The first important matter was to clean Junkie. This was only partially effected, and with difficulty. The next was to clothe him. This was done, on the spur of the moment, with pocket-handkerchiefs, each hunter contributing one till the costume was complete. A large red cotton one formed a sort of plaid; a blue one with a hole in the middle, through which his head was thrust, served as a pretty good poncho or tippet; a green one with white spots, tied round the loins, did duty as a tunic or kilt; and one of crimson silk round the head formed a gorgeous turban.
Returning to the village, the hunters found Eno the chief, and, after expressing much satisfaction at having arrived in time to lend him effectual aid at so critical a period, they presented him with gifts of brass wire and cotton cloth, from the stores in Skyd and Dobson’s waggons.

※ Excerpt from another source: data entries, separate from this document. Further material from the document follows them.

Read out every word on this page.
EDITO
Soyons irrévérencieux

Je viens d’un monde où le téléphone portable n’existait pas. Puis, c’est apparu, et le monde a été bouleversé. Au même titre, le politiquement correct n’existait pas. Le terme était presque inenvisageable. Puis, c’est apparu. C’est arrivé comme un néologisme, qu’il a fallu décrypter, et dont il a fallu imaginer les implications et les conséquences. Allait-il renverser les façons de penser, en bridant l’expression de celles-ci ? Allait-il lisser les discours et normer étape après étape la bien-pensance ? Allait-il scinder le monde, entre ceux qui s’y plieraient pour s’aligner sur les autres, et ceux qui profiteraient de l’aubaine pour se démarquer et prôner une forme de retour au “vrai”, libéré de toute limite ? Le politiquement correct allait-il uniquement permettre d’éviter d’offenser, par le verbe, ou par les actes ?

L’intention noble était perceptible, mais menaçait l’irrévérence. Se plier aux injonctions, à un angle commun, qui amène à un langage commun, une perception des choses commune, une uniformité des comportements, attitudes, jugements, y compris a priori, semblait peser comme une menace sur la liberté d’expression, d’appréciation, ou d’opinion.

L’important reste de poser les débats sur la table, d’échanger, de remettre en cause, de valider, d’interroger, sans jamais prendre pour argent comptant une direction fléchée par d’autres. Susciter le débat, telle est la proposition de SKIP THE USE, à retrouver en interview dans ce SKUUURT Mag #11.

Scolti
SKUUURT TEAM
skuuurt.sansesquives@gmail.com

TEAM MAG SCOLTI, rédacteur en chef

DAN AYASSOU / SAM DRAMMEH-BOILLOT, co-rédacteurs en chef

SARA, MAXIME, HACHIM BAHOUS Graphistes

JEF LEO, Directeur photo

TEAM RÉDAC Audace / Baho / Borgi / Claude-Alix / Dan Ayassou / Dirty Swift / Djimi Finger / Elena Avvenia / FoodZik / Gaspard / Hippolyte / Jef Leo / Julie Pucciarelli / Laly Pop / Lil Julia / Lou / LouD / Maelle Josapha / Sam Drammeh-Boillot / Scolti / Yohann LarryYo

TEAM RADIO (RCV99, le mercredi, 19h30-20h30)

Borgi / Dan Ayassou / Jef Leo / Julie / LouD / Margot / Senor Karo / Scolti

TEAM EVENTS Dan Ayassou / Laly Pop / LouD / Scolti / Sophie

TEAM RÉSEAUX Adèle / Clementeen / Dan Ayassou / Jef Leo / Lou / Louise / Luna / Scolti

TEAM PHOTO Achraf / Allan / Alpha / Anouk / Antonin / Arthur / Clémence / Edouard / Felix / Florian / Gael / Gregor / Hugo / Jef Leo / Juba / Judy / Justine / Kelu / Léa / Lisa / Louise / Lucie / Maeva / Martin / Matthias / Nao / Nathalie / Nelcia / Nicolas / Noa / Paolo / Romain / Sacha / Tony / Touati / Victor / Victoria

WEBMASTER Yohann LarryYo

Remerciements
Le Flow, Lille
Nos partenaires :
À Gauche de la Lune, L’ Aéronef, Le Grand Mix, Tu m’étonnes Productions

The chief expressed his gratitude in glowing terms, and begged the hunters to stay with him for some time. But this they would not do, as it was important to return to the colony, and report what they had seen without delay. Notwithstanding their professions of gratitude, however, these rascals stole as many small articles front the waggons as they could lay hands on, and would doubtless have taken all that the hunters possessed, if they had not been impressed by their valour, and by the dreadful firearms which they carried.
This accidental skirmish was the first meeting of the colonists with the Fetcani. It was not till two years later that the Government felt constrained to take active measures against these savages.
The Fetcani, or Mantatee hordes, having been driven from their own country by the bloodthirsty Zulu chief Chaka, had been preying upon other tribes for many years, and at last, in 1827, they precipitated themselves on the Tambookies, and afterwards on the Galekas, threatening to extirpate these Kafirs altogether, or to drive them into the colony as suppliants and beggars. In this extremity the Kafir chief Hintza urgently craved assistance.
It was granted. A body of the colonists sent out by Government, under Major Dundas of the Royal Artillery, defeated the warlike Fetcani, who were afterwards utterly routed and scattered, and their dreaded power finally annihilated, near the sources of the Umtata river, by a body of troops under Colonel Somerset. Hintza’s warriors were present at that affair, to the number of about twenty thousand, and they hovered about during the engagement admiringly, though without rendering assistance. But when the enemy were routed and in confused retreat, they fell upon them, and, despite the remonstrances of the white men, committed the most appalling atrocities, mutilating the dead, and cutting off the arms and legs of the living, in order the more easily to obtain their brass rings and ornaments.
This warlike episode did not, however, affect the general condition of the frontier. The settlers, having overcome the misfortunes of the first years, began to prosper and multiply, troubled a good deal, no doubt, by the thievish propensities of their ungrateful black neighbours, but on the whole enjoying the fruit of their labours in comparative peace for several years.